Objective: To investigate the association between discordant amyloid-β PET and CSF biomarkers at baseline and the emergence of tau pathology 5 years later.

Methods: We included 730 ADNI participants without dementia (282 cognitively normal, 448 mild cognitive impairment) with baseline [18F]Florbetapir PET and CSF Aβ42 available. Amyloid-β CSF/PET status was determined at baseline using established cut-offs. Longitudinal data was available for [18F]florbetapir (Aβ) PET (baseline to 4.3±1.9 years), CSF (p)tau (baseline to 2.0±0.1 years), cognition (baseline to 4.3±2.0 years), and [18F]flortaucipir (tau) PET (measured 5.2±1.2 years after baseline to 1.6±0.7 years later). We used linear mixed modelling to study the association between amyloid-β CSF/PET status and tau pathology measured in CSF or using PET. Additionally, we calculated the proportion of CSF+/PET- participants who during follow-up (i) progressed to amyloid-β CSF+/PET+, and/or (ii) became tau-positive based on [18F]flortaucipir PET.
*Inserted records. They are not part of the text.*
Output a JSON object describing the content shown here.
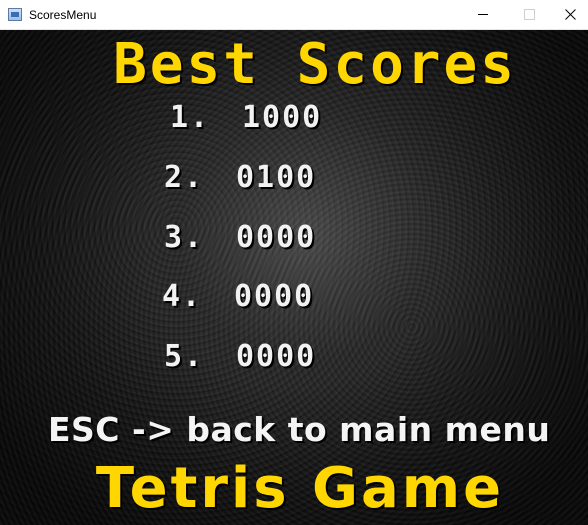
{
  "window": {
    "title": "ScoresMenu",
    "app_icon": "window-app-icon",
    "controls": [
      "minimize-icon",
      "maximize-icon",
      "close-icon"
    ]
  },
  "screen": {
    "heading": "Best Scores",
    "scores": [
      {
        "rank": "1.",
        "value": "1000"
      },
      {
        "rank": "2.",
        "value": "0100"
      },
      {
        "rank": "3.",
        "value": "0000"
      },
      {
        "rank": "4.",
        "value": "0000"
      },
      {
        "rank": "5.",
        "value": "0000"
      }
    ],
    "hint": "ESC -> back to main menu",
    "footer_title": "Tetris Game"
  },
  "colors": {
    "heading": "#ffd600",
    "score_text": "#f2f2f2",
    "background": "#0c0c0c"
  }
}
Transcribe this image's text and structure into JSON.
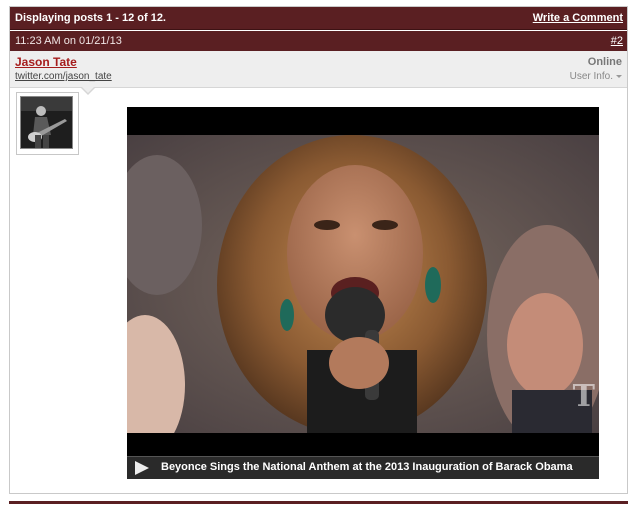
{
  "header": {
    "displaying": "Displaying posts 1 - 12 of 12.",
    "write_comment": "Write a Comment"
  },
  "post": {
    "time_text": "11:23 AM on 01/21/13",
    "post_number": "#2",
    "user": {
      "name": "Jason Tate",
      "twitter": "twitter.com/jason_tate",
      "status": "Online",
      "info_label": "User Info."
    },
    "video": {
      "title": "Beyonce Sings the National Anthem at the 2013 Inauguration of Barack Obama",
      "watermark": "T"
    }
  },
  "colors": {
    "header_bg": "#5a1f22",
    "username": "#a51c1c",
    "userbar_bg": "#eeeeee"
  }
}
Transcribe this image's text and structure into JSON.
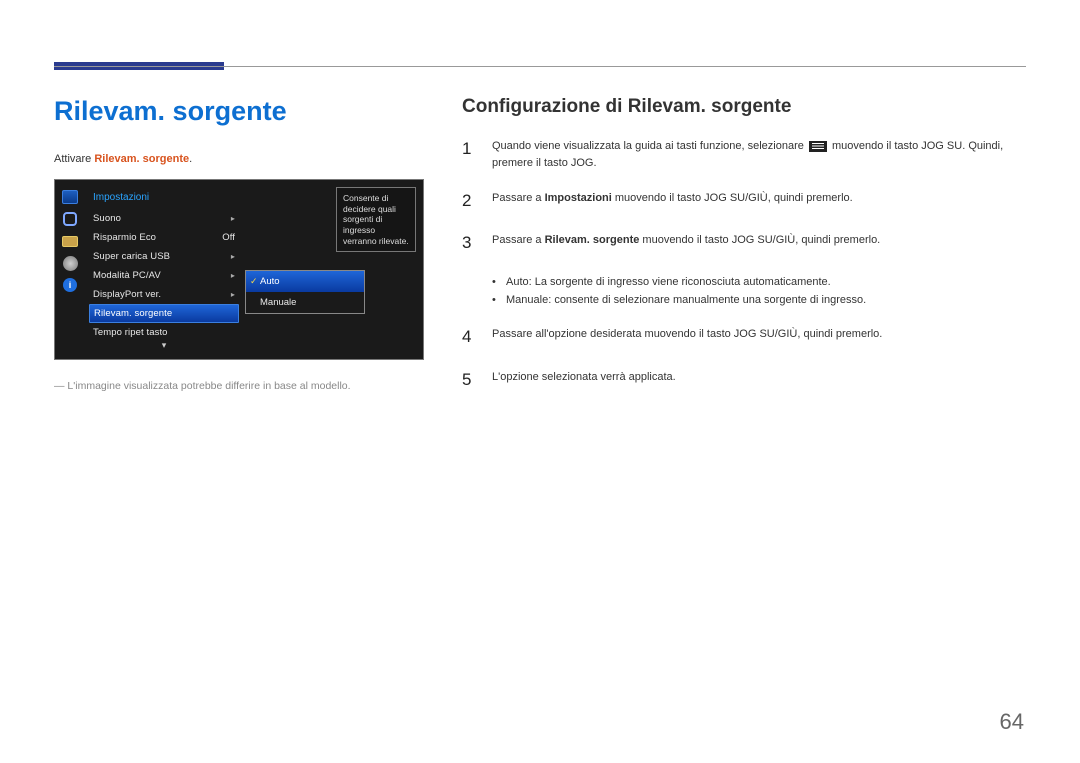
{
  "feature_title": "Rilevam. sorgente",
  "activate": {
    "prefix": "Attivare ",
    "strong": "Rilevam. sorgente",
    "suffix": "."
  },
  "osd": {
    "menu_title": "Impostazioni",
    "items": [
      {
        "label": "Suono",
        "value": "",
        "caret": true
      },
      {
        "label": "Risparmio Eco",
        "value": "Off",
        "caret": false
      },
      {
        "label": "Super carica USB",
        "value": "",
        "caret": true
      },
      {
        "label": "Modalità PC/AV",
        "value": "",
        "caret": true
      },
      {
        "label": "DisplayPort ver.",
        "value": "",
        "caret": true
      },
      {
        "label": "Rilevam. sorgente",
        "value": "",
        "caret": false,
        "selected": true
      },
      {
        "label": "Tempo ripet tasto",
        "value": "",
        "caret": false
      }
    ],
    "submenu": [
      {
        "label": "Auto",
        "selected": true
      },
      {
        "label": "Manuale",
        "selected": false
      }
    ],
    "tooltip": "Consente di decidere quali sorgenti di ingresso verranno rilevate."
  },
  "image_note": "L'immagine visualizzata potrebbe differire in base al modello.",
  "config_title": "Configurazione di Rilevam. sorgente",
  "steps": {
    "s1": {
      "num": "1",
      "pre": "Quando viene visualizzata la guida ai tasti funzione, selezionare ",
      "post": " muovendo il tasto JOG SU. Quindi, premere il tasto JOG."
    },
    "s2": {
      "num": "2",
      "pre": "Passare a ",
      "b": "Impostazioni",
      "post": " muovendo il tasto JOG SU/GIÙ, quindi premerlo."
    },
    "s3": {
      "num": "3",
      "pre": "Passare a ",
      "b": "Rilevam. sorgente",
      "post": " muovendo il tasto JOG SU/GIÙ, quindi premerlo."
    },
    "bullets": {
      "auto_label": "Auto",
      "auto_text": ": La sorgente di ingresso viene riconosciuta automaticamente.",
      "man_label": "Manuale",
      "man_text": ": consente di selezionare manualmente una sorgente di ingresso."
    },
    "s4": {
      "num": "4",
      "text": "Passare all'opzione desiderata muovendo il tasto JOG SU/GIÙ, quindi premerlo."
    },
    "s5": {
      "num": "5",
      "text": "L'opzione selezionata verrà applicata."
    }
  },
  "page_number": "64"
}
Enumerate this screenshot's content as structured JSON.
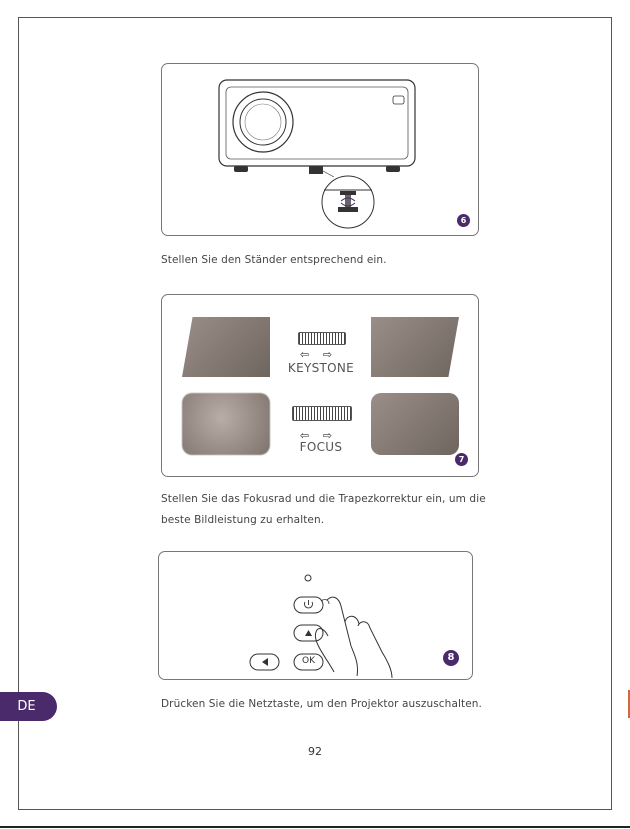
{
  "language_tab": "DE",
  "page_number": "92",
  "steps": [
    {
      "badge": "6",
      "caption": "Stellen Sie den Ständer entsprechend ein."
    },
    {
      "badge": "7",
      "caption_line1": "Stellen Sie das Fokusrad und die Trapezkorrektur ein, um die",
      "caption_line2": "beste Bildleistung zu erhalten."
    },
    {
      "badge": "8",
      "caption": "Drücken Sie die Netztaste, um den Projektor auszuschalten."
    }
  ],
  "figure7": {
    "keystone_label": "KEYSTONE",
    "focus_label": "FOCUS"
  },
  "figure8": {
    "ok_label": "OK"
  },
  "colors": {
    "accent": "#4a2a6a",
    "edge_mark": "#d26a3c"
  }
}
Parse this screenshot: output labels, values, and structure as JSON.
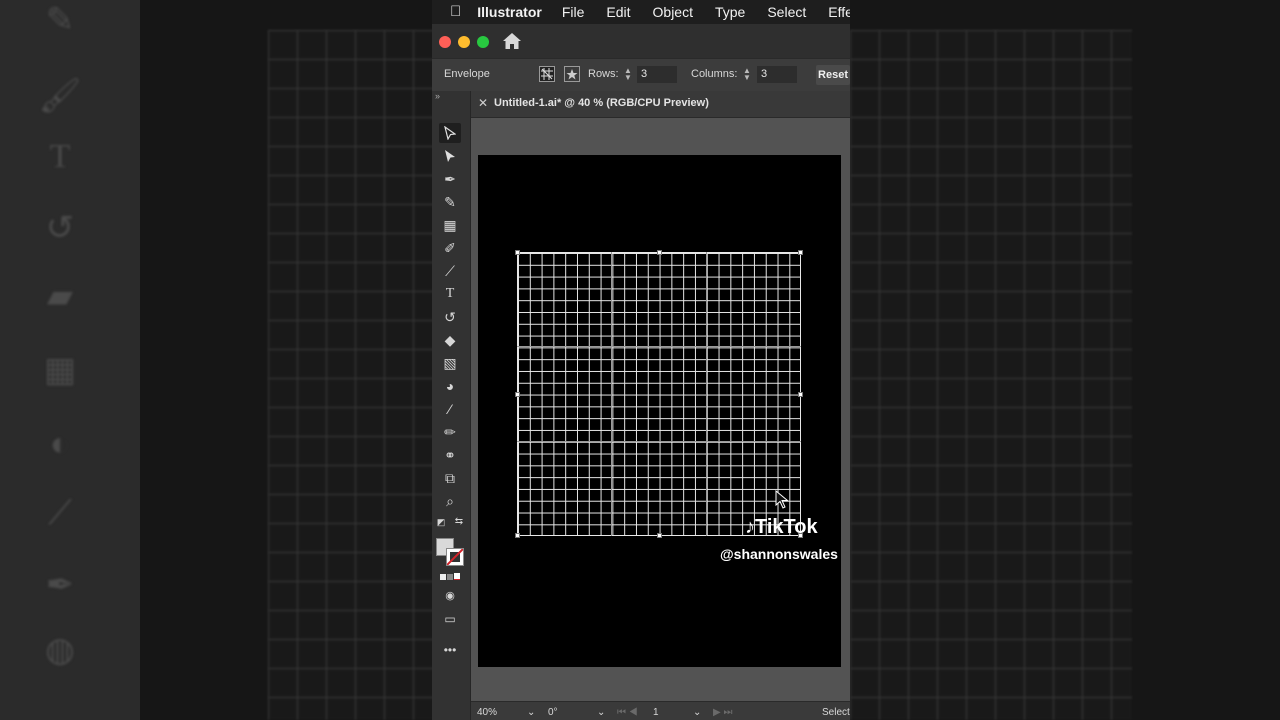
{
  "menubar": {
    "app_name": "Illustrator",
    "items": [
      "File",
      "Edit",
      "Object",
      "Type",
      "Select",
      "Effect"
    ]
  },
  "control_bar": {
    "mode_label": "Envelope",
    "rows_label": "Rows:",
    "rows_value": "3",
    "columns_label": "Columns:",
    "columns_value": "3",
    "reset_label": "Reset"
  },
  "document_tab": {
    "title": "Untitled-1.ai* @ 40 % (RGB/CPU Preview)"
  },
  "statusbar": {
    "zoom": "40%",
    "rotation": "0°",
    "artboard_number": "1",
    "tool_name": "Select"
  },
  "watermark": {
    "logo_text": "TikTok",
    "username": "@shannonswales"
  },
  "colors": {
    "menubar_bg": "#1e1e1e",
    "panel_bg": "#323232",
    "artboard_bg": "#000000",
    "grid_lines": "#e8e8e8"
  }
}
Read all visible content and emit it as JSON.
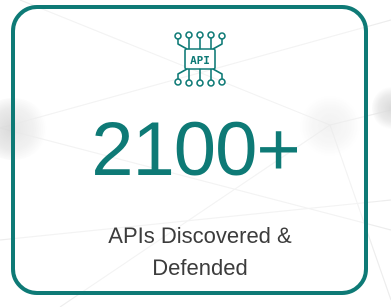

Results: Amyloid-β CSF+/PET+ (N=318) participants had elevated CSF (p)tau levels and worse cognitive performance at baseline, while CSF+/PET- (N=80) participants were overall similar to the CSF-/PET- (N=306) group. Five years after baseline, [18F]flortaucipir PET uptake in the CSF+/PET- group (1.20±0.13) did not differ from CSF-/PET- (1.18±0.08, p=0.69), but was substantially lower than CSF+/PET+ (1.48±0.44, p<0.001). Of the CSF+/PET- subjects, 21/64 (33%) progressed to amyloid-β CSF+/PET+, whereas only one (3%, difference p<0.05) became tau-positive based on [18F]flortaucipir PET. 

Conclusions: Amyloid-β load detectable by both CSF and PET seems to precede substantial tau deposition. Compared to participants with abnormal amyloid-β levels on both PET and CSF, the CSF+/PET- group has a distinctly better prognosis.